Ben, buradan, milletin Meclisinden, milletin kürsüsünden esnaf kardeşimize, oda başkanımıza ve Türkiye’deki çiftçilere, köylülere, emeklilere, hepsine açıkça ilan ediyorum: Esnaf kardeşim, seni elektrik çarpmadı, seni AKP’nin soygun düzeni çarptı, soygun düzeni. (CHP sıralarından alkışlar) AKP’nin zam düzeni çarptı, seni AK PARTİ’nin yanlış ekonomi politikaları çarptı. Sen bugün faturanı ödeyemiyorsan, sen bugün zamların altında inim inim inliyorsan, bunun sebebi AK PARTİ iktidarıdır, bunun sebebi AK PARTİ’nin Genel Başkanı, Türkiye’nin Cumhurbaşkanı, Anayasa’mıza göre yürütmenin başı olan Recep Tayyip Erdoğan’dır sayın esnaf kardeşim, bunu böyle bilesin. (CHP sıralarından alkışlar)

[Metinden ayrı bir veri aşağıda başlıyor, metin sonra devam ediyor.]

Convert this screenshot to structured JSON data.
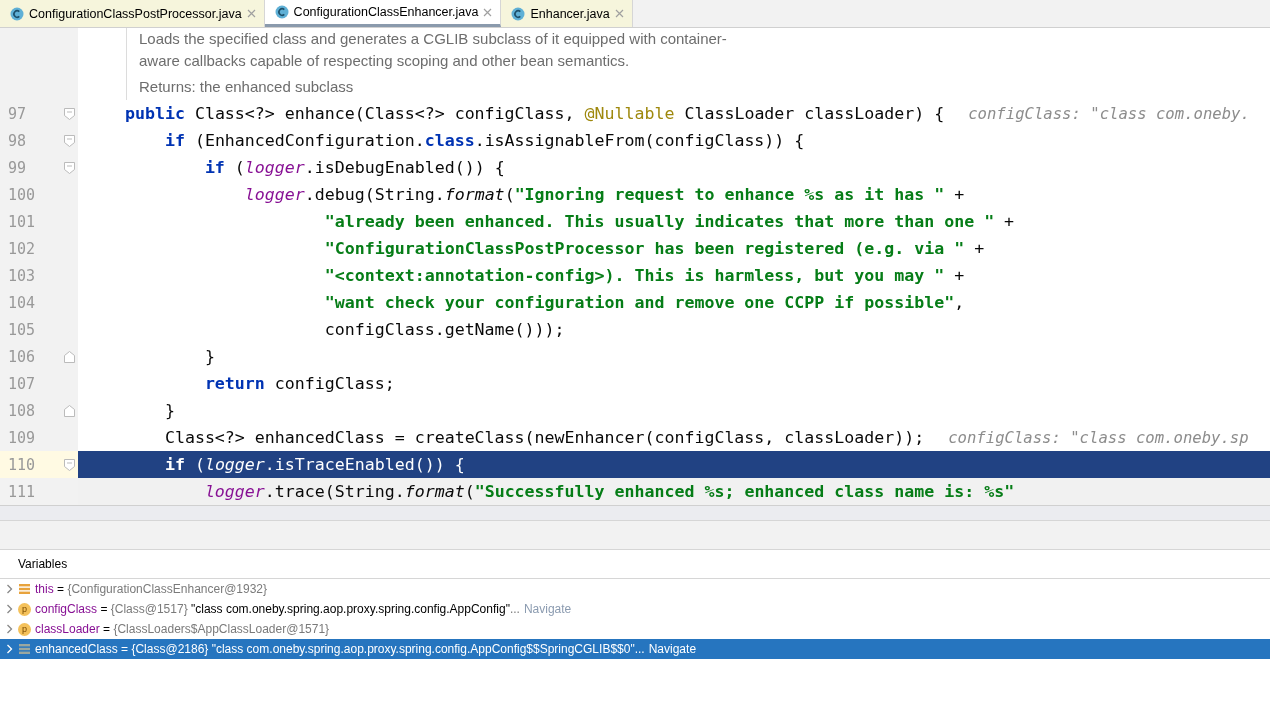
{
  "tabs": [
    {
      "label": "ConfigurationClassPostProcessor.java",
      "selected": false
    },
    {
      "label": "ConfigurationClassEnhancer.java",
      "selected": true
    },
    {
      "label": "Enhancer.java",
      "selected": false
    }
  ],
  "doc": {
    "lines": [
      "Loads the specified class and generates a CGLIB subclass of it equipped with container-",
      "aware callbacks capable of respecting scoping and other bean semantics."
    ],
    "returns": "Returns: the enhanced subclass"
  },
  "code": [
    {
      "number": "97",
      "kind": "fold-start",
      "selected": false,
      "tokens": [
        {
          "kind": "keyword",
          "text": "    public"
        },
        {
          "kind": "plain",
          "text": " Class<?> enhance(Class<?> configClass, "
        },
        {
          "kind": "annotation",
          "text": "@Nullable"
        },
        {
          "kind": "plain",
          "text": " ClassLoader classLoader) {"
        }
      ],
      "hint": "configClass: \"class com.oneby."
    },
    {
      "number": "98",
      "kind": "fold-start",
      "selected": false,
      "tokens": [
        {
          "kind": "keyword",
          "text": "        if"
        },
        {
          "kind": "plain",
          "text": " (EnhancedConfiguration."
        },
        {
          "kind": "keyword",
          "text": "class"
        },
        {
          "kind": "plain",
          "text": ".isAssignableFrom(configClass)) {"
        }
      ]
    },
    {
      "number": "99",
      "kind": "fold-start",
      "selected": false,
      "tokens": [
        {
          "kind": "keyword",
          "text": "            if"
        },
        {
          "kind": "plain",
          "text": " ("
        },
        {
          "kind": "field",
          "text": "logger"
        },
        {
          "kind": "plain",
          "text": ".isDebugEnabled()) {"
        }
      ]
    },
    {
      "number": "100",
      "kind": "plain",
      "selected": false,
      "tokens": [
        {
          "kind": "field",
          "text": "                logger"
        },
        {
          "kind": "plain",
          "text": ".debug(String."
        },
        {
          "kind": "static",
          "text": "format"
        },
        {
          "kind": "plain",
          "text": "("
        },
        {
          "kind": "string",
          "text": "\"Ignoring request to enhance %s as it has \""
        },
        {
          "kind": "plain",
          "text": " +"
        }
      ]
    },
    {
      "number": "101",
      "kind": "plain",
      "selected": false,
      "tokens": [
        {
          "kind": "string",
          "text": "                        \"already been enhanced. This usually indicates that more than one \""
        },
        {
          "kind": "plain",
          "text": " +"
        }
      ]
    },
    {
      "number": "102",
      "kind": "plain",
      "selected": false,
      "tokens": [
        {
          "kind": "string",
          "text": "                        \"ConfigurationClassPostProcessor has been registered (e.g. via \""
        },
        {
          "kind": "plain",
          "text": " +"
        }
      ]
    },
    {
      "number": "103",
      "kind": "plain",
      "selected": false,
      "tokens": [
        {
          "kind": "string",
          "text": "                        \"<context:annotation-config>). This is harmless, but you may \""
        },
        {
          "kind": "plain",
          "text": " +"
        }
      ]
    },
    {
      "number": "104",
      "kind": "plain",
      "selected": false,
      "tokens": [
        {
          "kind": "string",
          "text": "                        \"want check your configuration and remove one CCPP if possible\""
        },
        {
          "kind": "plain",
          "text": ","
        }
      ]
    },
    {
      "number": "105",
      "kind": "plain",
      "selected": false,
      "tokens": [
        {
          "kind": "plain",
          "text": "                        configClass.getName()));"
        }
      ]
    },
    {
      "number": "106",
      "kind": "fold-end",
      "selected": false,
      "tokens": [
        {
          "kind": "plain",
          "text": "            }"
        }
      ]
    },
    {
      "number": "107",
      "kind": "plain",
      "selected": false,
      "tokens": [
        {
          "kind": "keyword",
          "text": "            return"
        },
        {
          "kind": "plain",
          "text": " configClass;"
        }
      ]
    },
    {
      "number": "108",
      "kind": "fold-end",
      "selected": false,
      "tokens": [
        {
          "kind": "plain",
          "text": "        }"
        }
      ]
    },
    {
      "number": "109",
      "kind": "plain",
      "selected": false,
      "tokens": [
        {
          "kind": "plain",
          "text": "        Class<?> enhancedClass = createClass(newEnhancer(configClass, classLoader));"
        }
      ],
      "hint": "configClass: \"class com.oneby.sp"
    },
    {
      "number": "110",
      "kind": "fold-start",
      "selected": true,
      "tokens": [
        {
          "kind": "keyword",
          "text": "        if"
        },
        {
          "kind": "plain",
          "text": " ("
        },
        {
          "kind": "field",
          "text": "logger"
        },
        {
          "kind": "plain",
          "text": ".isTraceEnabled()) {"
        }
      ]
    },
    {
      "number": "111",
      "kind": "plain",
      "selected": false,
      "tokens": [
        {
          "kind": "field",
          "text": "            logger"
        },
        {
          "kind": "plain",
          "text": ".trace(String."
        },
        {
          "kind": "static",
          "text": "format"
        },
        {
          "kind": "plain",
          "text": "("
        },
        {
          "kind": "string",
          "text": "\"Successfully enhanced %s; enhanced class name is: %s\""
        }
      ]
    }
  ],
  "variables": {
    "title": "Variables",
    "rows": [
      {
        "kind": "field",
        "name": "this",
        "sep": "=",
        "type": "{ConfigurationClassEnhancer@1932}",
        "selected": false
      },
      {
        "kind": "param",
        "badge": "p",
        "name": "configClass",
        "sep": "=",
        "type": "{Class@1517}",
        "value": "\"class com.oneby.spring.aop.proxy.spring.config.AppConfig\"",
        "more": "...",
        "link": "Navigate",
        "selected": false
      },
      {
        "kind": "param",
        "badge": "p",
        "name": "classLoader",
        "sep": "=",
        "type": "{ClassLoaders$AppClassLoader@1571}",
        "selected": false
      },
      {
        "kind": "local",
        "name": "enhancedClass",
        "sep": "=",
        "type": "{Class@2186}",
        "value": "\"class com.oneby.spring.aop.proxy.spring.config.AppConfig$$SpringCGLIB$$0\"",
        "more": "...",
        "link": "Navigate",
        "selected": true
      }
    ]
  }
}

Değerli milletvekilleri, olay bu şekilde net ve açık. Türkiye’de milyonların sesi Genel Başkanımız Sayın Kemal Kılıçdaroğlu, bu isyana ses katmak için ve milyonların sesine tercüman olmak için çıktı, dedi ki: “Ben, 31 Aralıkta uygulamış olduğunuz zamları geri çekinceye kadar faturamı ödemeyeceğim.” Amaç, milletin, yoksulların, fakirlerin ve ezilenlerin sesini dile getirmekti. Bunu birileri “isyan” olarak lanse etti, bunun üzerinden çarpıtmalarla siyaseti devşirmeye çalıştılar, algı yönetmeye çalıştılar.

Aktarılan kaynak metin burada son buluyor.